In a historic vote on Tuesday, Kevin McCarthy was ousted as speaker of the US House of Representatives by a small group of radical members of his own party, led by US Representative Matt Gaetz of Florida.
The Republican conference has been plagued with dysfunction for a while. Still, the vote was a stunning display of just how broken and dysfunctional the system has become. Other House speakers have been pushed out, and former Republican speaker John Boehner retired while facing a threat of being ousted. Yet this is the first time a sitting speaker has been removed by a vote.
Gaetz exercised a little-known procedure that had not been used in more than 100 years to push a vote to “vacate” the speaker’s chair. When it was over, eight Republicans and every Democrat had voted to remove McCarthy.
Under procedures established after the Sept. 11, 2001, terror attacks to ensure continuity of government, an acting speaker pro tempore was appointed from a list that McCarthy had previously drawn up.
US Representative Patrick McHenry of North Carolina, a McCarthy ally who spoke fiercely in his defense during Tuesday’s debate, is serving as acting speaker until a new leader is elected. It is unclear when that vote might happen. At a closed door meeting on Tuesday night, McCarthy told fellow Republicans that he would not run for speaker again.
While the vote showed he had the support of the vast majority of the conference, it is difficult to see how he would have mounted a comeback. It took a torturous 15 ballots for him to win the job in January due to the same group of extreme Republicans who voted for his ouster, and the party might be ready to move on.
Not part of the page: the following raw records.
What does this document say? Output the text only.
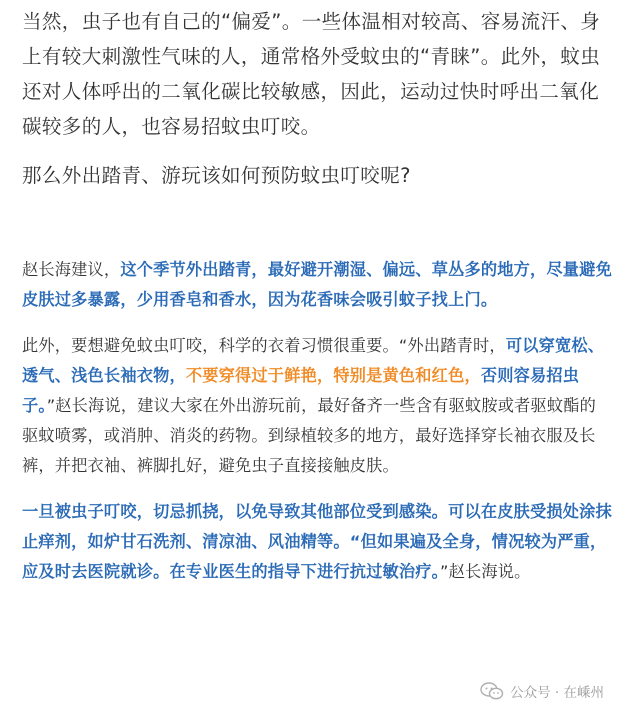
当然，虫子也有自己的“偏爱”。一些体温相对较高、容易流汗、身上有较大刺激性气味的人，通常格外受蚊虫的“青睐”。此外，蚊虫还对人体呼出的二氧化碳比较敏感，因此，运动过快时呼出二氧化碳较多的人，也容易招蚊虫叮咬。

那么外出踏青、游玩该如何预防蚊虫叮咬呢?

赵长海建议，这个季节外出踏青，最好避开潮湿、偏远、草丛多的地方，尽量避免皮肤过多暴露，少用香皂和香水，因为花香味会吸引蚊子找上门。

此外，要想避免蚊虫叮咬，科学的衣着习惯很重要。“外出踏青时，可以穿宽松、透气、浅色长袖衣物，不要穿得过于鲜艳，特别是黄色和红色，否则容易招虫子。”赵长海说，建议大家在外出游玩前，最好备齐一些含有驱蚊胺或者驱蚊酯的驱蚊喷雾，或消肿、消炎的药物。到绿植较多的地方，最好选择穿长袖衣服及长裤，并把衣袖、裤脚扎好，避免虫子直接接触皮肤。

一旦被虫子叮咬，切忌抓挠，以免导致其他部位受到感染。可以在皮肤受损处涂抹止痒剂，如炉甘石洗剂、清凉油、风油精等。“但如果遍及全身，情况较为严重，应及时去医院就诊。在专业医生的指导下进行抗过敏治疗。”赵长海说。

公众号 · 在嵊州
The previous time there was an attempt to remove a speaker was in 1910, when Republicans tried to oust Joseph Cannon of Illinois. They were unsuccessful, but the intraparty fighting and divisions probably contributed to a Democratic takeover.
For all of the history and importance of Tuesday’s events, it is also true that the speaker fight is in many ways a sideshow, an even more dysfunctional attempt by a handful of Republicans to use a quirk in House rules to defy the overwhelming bulk of their conference who were satisfied with McCarthy’s leadership, or were at least willing to vote to keep him as speaker.
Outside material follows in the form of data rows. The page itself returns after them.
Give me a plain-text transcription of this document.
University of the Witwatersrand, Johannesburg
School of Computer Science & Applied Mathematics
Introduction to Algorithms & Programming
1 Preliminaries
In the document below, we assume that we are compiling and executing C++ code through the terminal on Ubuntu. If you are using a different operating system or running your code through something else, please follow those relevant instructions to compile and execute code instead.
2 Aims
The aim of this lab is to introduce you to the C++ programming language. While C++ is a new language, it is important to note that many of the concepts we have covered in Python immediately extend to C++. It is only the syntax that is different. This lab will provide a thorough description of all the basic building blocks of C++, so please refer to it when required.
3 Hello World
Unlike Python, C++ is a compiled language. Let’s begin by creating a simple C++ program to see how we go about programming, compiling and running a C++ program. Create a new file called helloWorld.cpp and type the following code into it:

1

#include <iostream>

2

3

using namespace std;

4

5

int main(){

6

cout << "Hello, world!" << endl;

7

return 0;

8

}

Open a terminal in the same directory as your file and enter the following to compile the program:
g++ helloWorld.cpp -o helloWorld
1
The real story is not about Gaetz and McCarthy. It is about 50 or more radical Republicans — “radical” because they simply do not believe in compromise and do not accept that it is needed to govern, even when their party holds only a slim majority in the House, and must deal with a Democratic majority in the US Senate and a Democrat in the White House.
It is also about the remainder of the House Republicans who have not figured out a way to deal with the radicals within their own party. One of the concessions McCarthy made to these extremists to win the speakership also made it easier for them to call Tuesday’s vote.
Observers have been calling House Republicans dysfunctional since before McCarthy was elected to Congress in 2006. The dysfunction is also getting worse, regardless of how the speaker fight plays out. For example, while only a handful of Republicans joined Gaetz in trying to bring McCarthy down, 21 Republicans refused to vote for his ill-fated measure to keep the government running last week — and 90 of them voted against McCarthy’s last-minute successful attempt to avert a shutdown.
Perhaps symbolic is that while only eight Republicans ultimately voted against McCarthy, 11 voted against an earlier motion to kill Gaetz’s maneuver without a final vote. Normally, one would expect members to stick with their party on procedural votes.
Not these Republicans.
Last week Republicans brought an agriculture spending bill to the House floor, but it failed miserably. Even the spending bills that they have passed are still dead on arrival in the Senate and no House Republicans have a plan to reach a deal because so many of them are suspicious of even the idea of cutting deals.
We do not know who might replace McCarthy. Nor do we know how long this particular fight will last. What we do know is that the larger dysfunction in the House Republican conference will continue.
Jonathan Bernstein is a Bloomberg Opinion columnist covering politics and a former professor of political science at the University of Texas at San Antonio.